Claire has to drop off Luke's science project, meaning she's unavailable to accompany Phil to his appointment; she arranges for him to go with Jay. There, Phil gets scared and runs. Catching up to him, Jay confesses that he's worried about having a daughter because he thinks he's not sensitive enough to raise a girl. Unlike with Claire, if he messes up during childhood, he might not have time to repair the relationship in adulthood. Hearing that there is something which Jay fears, Phil agrees to go through with the procedure.

At the middle school, Claire attempts to put Luke's science project in his locker and falls victim to his trap; Luke is embarrassed and verbally calls her out. Back home, Claire walks in on Skylar preparing to shave Alex's neck. Claire pretends to be okay with it, taking the hair trimmer for herself and waving it around dramatically; she accidentally shaves off a portion of Skylar's hair which prompts Skylar to storm out angrily. Alex runs after her, angry at Claire.

With Lily (Aubrey Anderson-Emmons) in kindergarten, Cameron (Eric Stonestreet) now has significant free time. Mitchell (Jesse Tyler Ferguson) conspires with their friend Longinus to get Cam a part-time job at his store, but another employee, Jeoux, unintentionally reveals the plot and upsets Cam. Later, he talks with Mitchell, accepts that he's unfulfilled, and decides to search for a part-time job.

Claire overhears Alex and Haley on a video call; they're laughing about Claire cutting off Skylar's hair. Luke then apologizes by presenting Claire with a rose. Later, she and Phil agree not to go through with the procedure, saying they'll wait five years.

==Reception==

===Ratings===
In its original American broadcast, "Snip" was watched by 12.31 million; up 0.23 from the previous episode, Schooled, that was aired the same night.

===Reviews===
"Snip" received mixed reviews in contrast to "Schooled", the second episode of the season that was aired at the same night.

Leigh Raines of TV Fanatic rated "Snip" with a 4/5 saying that this was a family-fun night on ABC and as for Claire's relationship with her three kids she stated: "I found everything about Claire's interaction with the kids to be so realistic in this episode."

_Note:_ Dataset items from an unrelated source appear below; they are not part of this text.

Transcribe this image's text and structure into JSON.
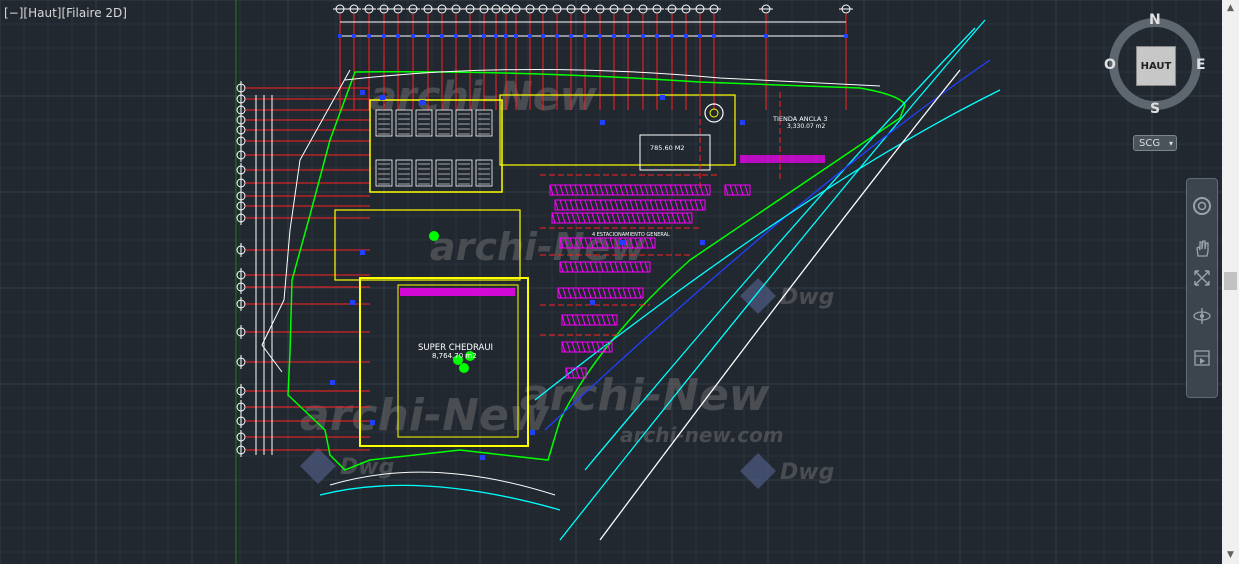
{
  "viewport": {
    "label": "[−][Haut][Filaire 2D]"
  },
  "viewcube": {
    "north": "N",
    "south": "S",
    "east": "E",
    "west": "O",
    "face": "HAUT"
  },
  "ucs": {
    "label": "SCG",
    "arrow": "▾"
  },
  "navbar": {
    "tools": [
      "steeringwheel-icon",
      "pan-icon",
      "zoom-extents-icon",
      "orbit-icon",
      "showmotion-icon"
    ]
  },
  "scrollbar": {
    "up": "▲",
    "down": "▼"
  },
  "drawing": {
    "super_name": "SUPER CHEDRAUI",
    "super_area": "8,764.70 m2",
    "tienda_name": "TIENDA ANCLA 3",
    "tienda_area": "3,330.07 m2",
    "store_area": "785.60 M2",
    "parking": "4 ESTACIONAMIENTO GENERAL",
    "watermark_text": "archi-New",
    "watermark_site": "archi-new.com",
    "watermark_logo": "Dwg"
  },
  "colors": {
    "background": "#212830",
    "grid_minor": "#2a323b",
    "grid_major": "#343d47",
    "cad_red": "#ff2020",
    "cad_yellow": "#ffff00",
    "cad_magenta": "#ff00ff",
    "cad_cyan": "#00ffff",
    "cad_green": "#00ff00",
    "cad_blue": "#2040ff",
    "cad_white": "#ffffff"
  }
}
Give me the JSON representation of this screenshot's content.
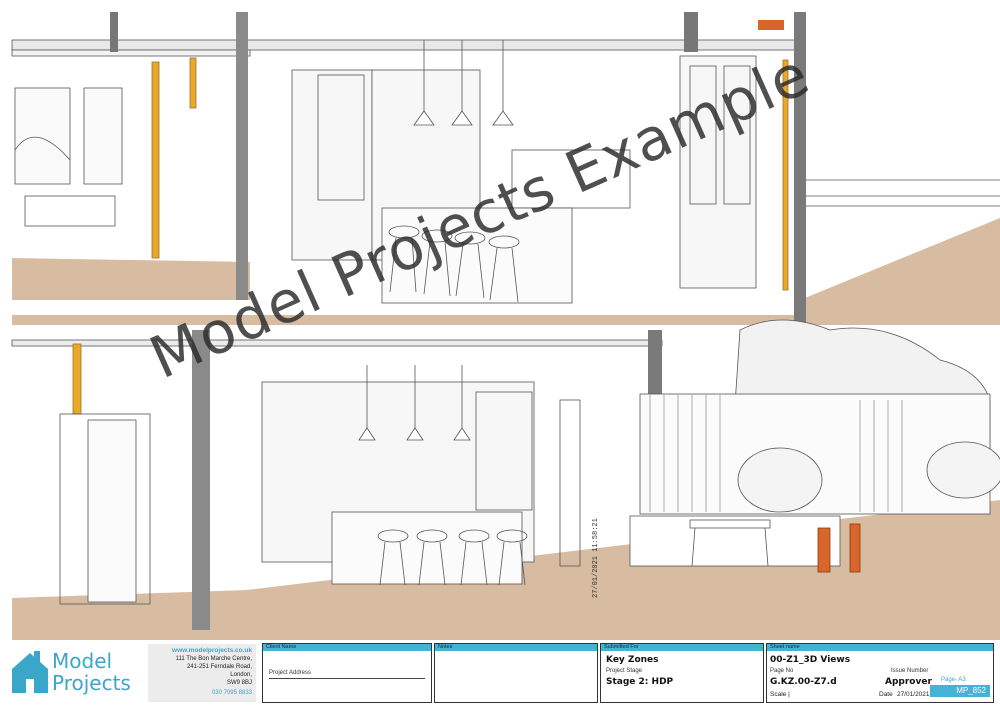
{
  "watermark": "Model Projects Example",
  "print_stamp": "27/01/2021 11:58:21",
  "logo": {
    "line1": "Model",
    "line2": "Projects"
  },
  "contact": {
    "website": "www.modelprojects.co.uk",
    "address": [
      "111 The Bon Marche Centre,",
      "241-251 Ferndale Road,",
      "London,",
      "SW9 8BJ"
    ],
    "phone": "030 7095 8833"
  },
  "client": {
    "header": "Client Name",
    "address_label": "Project Address"
  },
  "notes": {
    "header": "Notes"
  },
  "submitted": {
    "header": "Submitted For",
    "value": "Key Zones",
    "stage_label": "Project Stage",
    "stage_value": "Stage 2: HDP"
  },
  "sheet": {
    "header": "Sheet name",
    "name": "00-Z1_3D Views",
    "page_no_label": "Page No",
    "issue_label": "Issue Number",
    "page_no": "G.KZ.00-Z7.d",
    "approver": "Approver",
    "scale_label": "Scale |",
    "date_label": "Date",
    "date": "27/01/2021",
    "page_size": "Page- A3",
    "badge": "MP_852"
  },
  "colors": {
    "accent": "#45b3d4",
    "ground": "#d9bfa6",
    "timber": "#e8a92a",
    "brick": "#d9652a"
  }
}
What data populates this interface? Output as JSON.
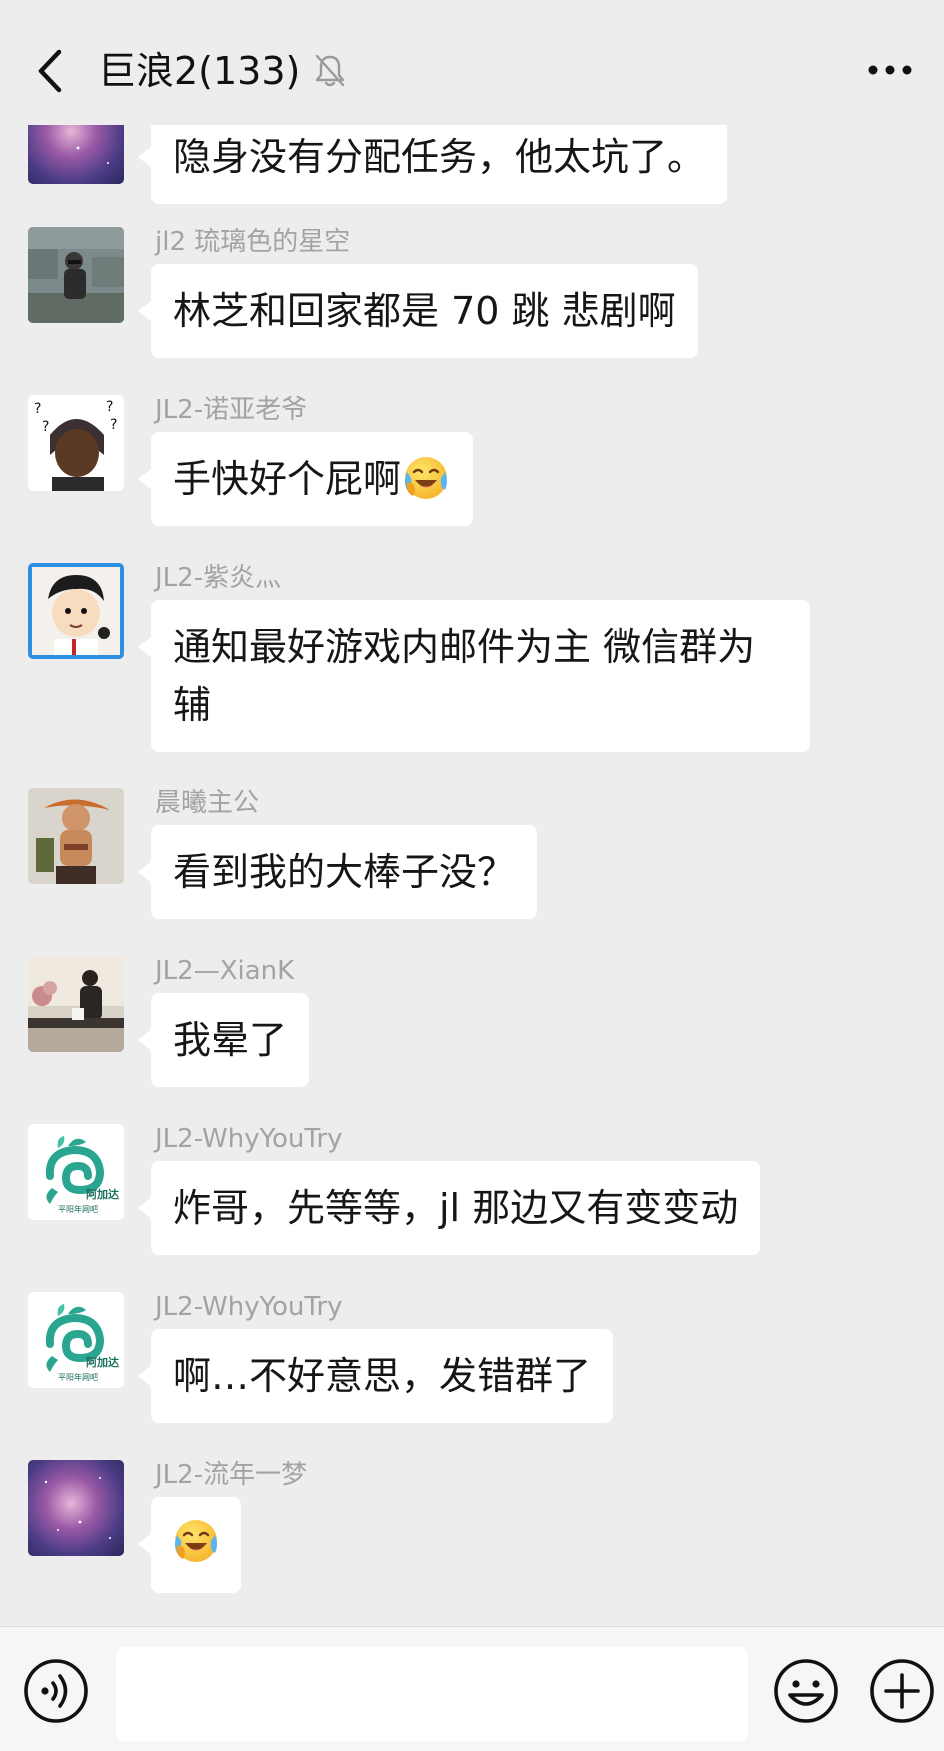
{
  "header": {
    "title": "巨浪2(133)",
    "back_icon": "chevron-left-icon",
    "mute_icon": "bell-off-icon",
    "more_icon": "more-horizontal-icon"
  },
  "messages": [
    {
      "sender": "",
      "text": "隐身没有分配任务，他太坑了。",
      "avatar": "galaxy-avatar"
    },
    {
      "sender": "jl2 琉璃色的星空",
      "text": "林芝和回家都是 70 跳 悲剧啊",
      "avatar": "stone-wall-person-avatar"
    },
    {
      "sender": "JL2-诺亚老爷",
      "text": "手快好个屁啊",
      "emoji": "face-with-tears-of-joy",
      "avatar": "question-marks-man-avatar"
    },
    {
      "sender": "JL2-紫炎灬",
      "text_line1": "通知最好游戏内邮件为主 微信群为",
      "text_line2": "辅",
      "avatar": "cartoon-boy-avatar"
    },
    {
      "sender": "晨曦主公",
      "text": "看到我的大棒子没？",
      "avatar": "pirate-figure-avatar"
    },
    {
      "sender": "JL2—XianK",
      "text": "我晕了",
      "avatar": "man-at-table-avatar"
    },
    {
      "sender": "JL2-WhyYouTry",
      "text": "炸哥，先等等，jl 那边又有变变动",
      "avatar": "green-logo-avatar",
      "logo_text": "阿加达",
      "logo_subtext": "平阳年网吧"
    },
    {
      "sender": "JL2-WhyYouTry",
      "text": "啊…不好意思，发错群了",
      "avatar": "green-logo-avatar",
      "logo_text": "阿加达",
      "logo_subtext": "平阳年网吧"
    },
    {
      "sender": "JL2-流年一梦",
      "emoji": "face-with-tears-of-joy",
      "avatar": "galaxy-avatar"
    }
  ],
  "input_bar": {
    "voice_icon": "voice-icon",
    "emoji_icon": "emoji-icon",
    "plus_icon": "plus-circle-icon",
    "input_value": ""
  },
  "colors": {
    "background": "#ededed",
    "bubble": "#ffffff",
    "sender_name": "#a3a3a3",
    "text": "#161616"
  }
}
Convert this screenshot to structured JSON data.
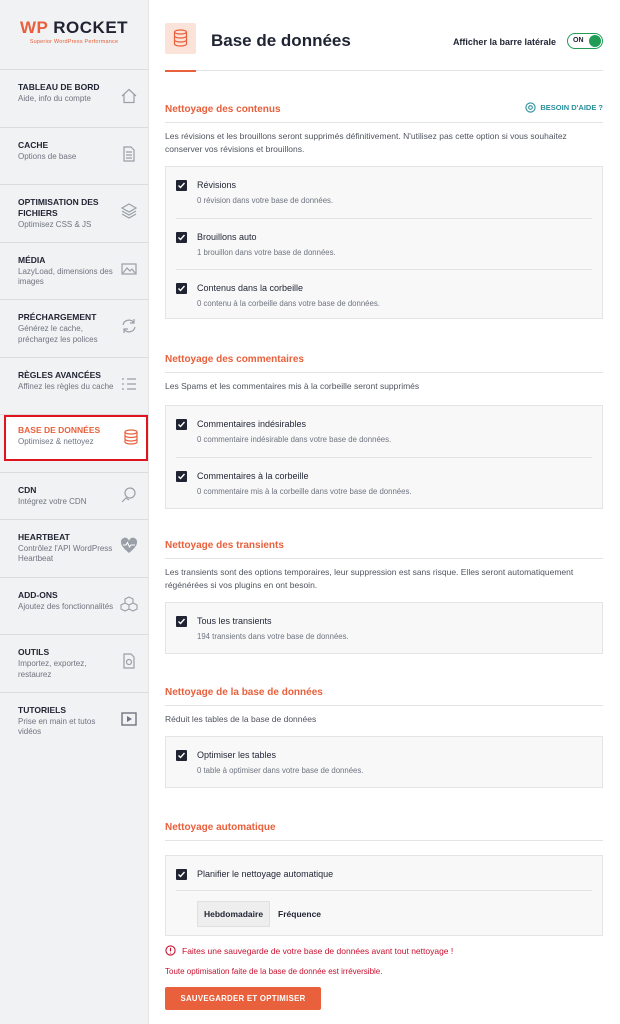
{
  "logo": {
    "wp": "WP",
    "rocket": "ROCKET",
    "tagline": "Superior WordPress Performance"
  },
  "sidebar": {
    "items": [
      {
        "title": "TABLEAU DE BORD",
        "sub": "Aide, info du compte",
        "icon": "home-icon"
      },
      {
        "title": "CACHE",
        "sub": "Options de base",
        "icon": "file-icon"
      },
      {
        "title": "OPTIMISATION DES FICHIERS",
        "sub": "Optimisez CSS & JS",
        "icon": "layers-icon"
      },
      {
        "title": "MÉDIA",
        "sub": "LazyLoad, dimensions des images",
        "icon": "image-icon"
      },
      {
        "title": "PRÉCHARGEMENT",
        "sub": "Générez le cache, préchargez les polices",
        "icon": "refresh-icon"
      },
      {
        "title": "RÈGLES AVANCÉES",
        "sub": "Affinez les règles du cache",
        "icon": "list-icon"
      },
      {
        "title": "BASE DE DONNÉES",
        "sub": "Optimisez & nettoyez",
        "icon": "database-icon",
        "active": true
      },
      {
        "title": "CDN",
        "sub": "Intégrez votre CDN",
        "icon": "cdn-icon"
      },
      {
        "title": "HEARTBEAT",
        "sub": "Contrôlez l'API WordPress Heartbeat",
        "icon": "heartbeat-icon"
      },
      {
        "title": "ADD-ONS",
        "sub": "Ajoutez des fonctionnalités",
        "icon": "cubes-icon"
      },
      {
        "title": "OUTILS",
        "sub": "Importez, exportez, restaurez",
        "icon": "tools-icon"
      },
      {
        "title": "TUTORIELS",
        "sub": "Prise en main et tutos vidéos",
        "icon": "video-icon"
      }
    ]
  },
  "header": {
    "title": "Base de données",
    "sidebar_toggle_label": "Afficher la barre latérale",
    "toggle_state": "ON"
  },
  "sections": {
    "contents": {
      "title": "Nettoyage des contenus",
      "help": "BESOIN D'AIDE ?",
      "desc": "Les révisions et les brouillons seront supprimés définitivement. N'utilisez pas cette option si vous souhaitez conserver vos révisions et brouillons.",
      "options": [
        {
          "label": "Révisions",
          "sub": "0 révision dans votre base de données."
        },
        {
          "label": "Brouillons auto",
          "sub": "1 brouillon dans votre base de données."
        },
        {
          "label": "Contenus dans la corbeille",
          "sub": "0 contenu à la corbeille dans votre base de données."
        }
      ]
    },
    "comments": {
      "title": "Nettoyage des commentaires",
      "desc": "Les Spams et les commentaires mis à la corbeille seront supprimés",
      "options": [
        {
          "label": "Commentaires indésirables",
          "sub": "0 commentaire indésirable dans votre base de données."
        },
        {
          "label": "Commentaires à la corbeille",
          "sub": "0 commentaire mis à la corbeille dans votre base de données."
        }
      ]
    },
    "transients": {
      "title": "Nettoyage des transients",
      "desc": "Les transients sont des options temporaires, leur suppression est sans risque. Elles seront automatiquement régénérées si vos plugins en ont besoin.",
      "options": [
        {
          "label": "Tous les transients",
          "sub": "194 transients dans votre base de données."
        }
      ]
    },
    "database": {
      "title": "Nettoyage de la base de données",
      "desc": "Réduit les tables de la base de données",
      "options": [
        {
          "label": "Optimiser les tables",
          "sub": "0 table à optimiser dans votre base de données."
        }
      ]
    },
    "auto": {
      "title": "Nettoyage automatique",
      "option_label": "Planifier le nettoyage automatique",
      "frequency_value": "Hebdomadaire",
      "frequency_label": "Fréquence"
    }
  },
  "warning": "Faites une sauvegarde de votre base de données avant tout nettoyage !",
  "warning_note": "Toute optimisation faite de la base de donnée est irréversible.",
  "save_button": "SAUVEGARDER ET OPTIMISER",
  "colors": {
    "accent": "#e8603c",
    "dark": "#1f2332",
    "toggle": "#1f9d55",
    "danger": "#c8102e",
    "help": "#2a8f9c"
  }
}
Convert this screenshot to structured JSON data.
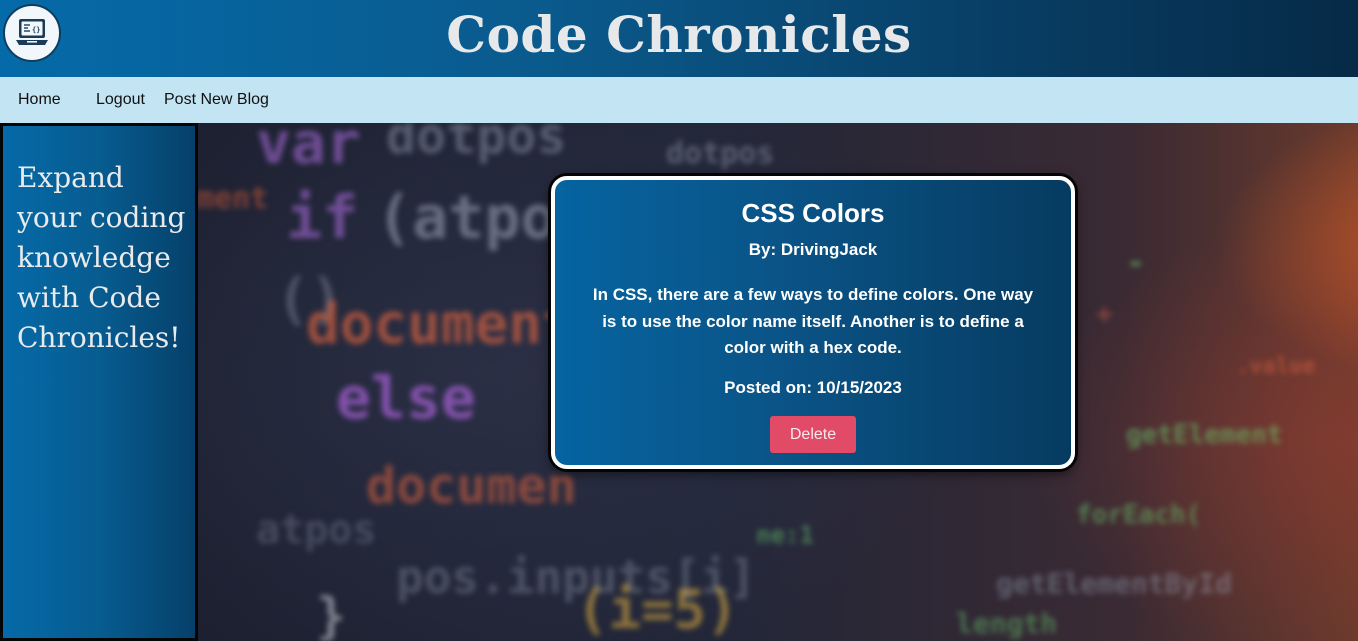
{
  "header": {
    "title": "Code Chronicles",
    "logo_icon": "laptop-code-icon"
  },
  "nav": {
    "home": "Home",
    "logout": "Logout",
    "post_new_blog": "Post New Blog"
  },
  "sidebar": {
    "tagline": "Expand your coding knowledge with Code Chronicles!"
  },
  "post": {
    "title": "CSS Colors",
    "author": "By: DrivingJack",
    "body": "In CSS, there are a few ways to define colors. One way is to use the color name itself. Another is to define a color with a hex code.",
    "posted": "Posted on: 10/15/2023",
    "delete_label": "Delete"
  },
  "colors": {
    "header_start": "#056aa8",
    "header_end": "#062a47",
    "nav_bg": "#c3e4f3",
    "delete_button": "#e14b67"
  }
}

Donna Bowman of The A.V. Club gave an A− grade to both episodes saying that she can't wait for more. "Two episodes showcasing solid construction, excellent timing, and graceful fillips of feeling. Suddenly, Modern Family seems to be brimming with confidence, looking forward to the possibilities of a rearranged cast of characters. I can’t wait to see more."

Dalene Rovenstine of Paste Magazine rated both episodes with 8.2/10. "It’s too early to say, but this duo of episodes seem to be paving the way for a better season. Although the premiere was lackluster, these episodes provided laughs reminiscent of the first two seasons."

Britt Hayes from Screen Crush stated that this episode was a step up from the previous one.

Michael Adams of 411mania rated the episode with 7/10 saying that "the show had him on the first episode of the night but they lost him on the second one." Adams said that "...it was funny and well written, but not the greatest episode ever."

Pollysgotyournumber of Bitch Stole My Remote said that the episode fell flat after the last one. "A few smaller stories are pursued in this episode, which is fine, but I feel that it lacks the thematic loop-closing that I’ve come to love about this show’s writing."

Zach Dionne from Vulture rated the episode with 3/5 while Shayelizatrotter of The Comedy Critic gave a C+ rate to the episode who also, like Pollysgotyournumber, said that it fell flat.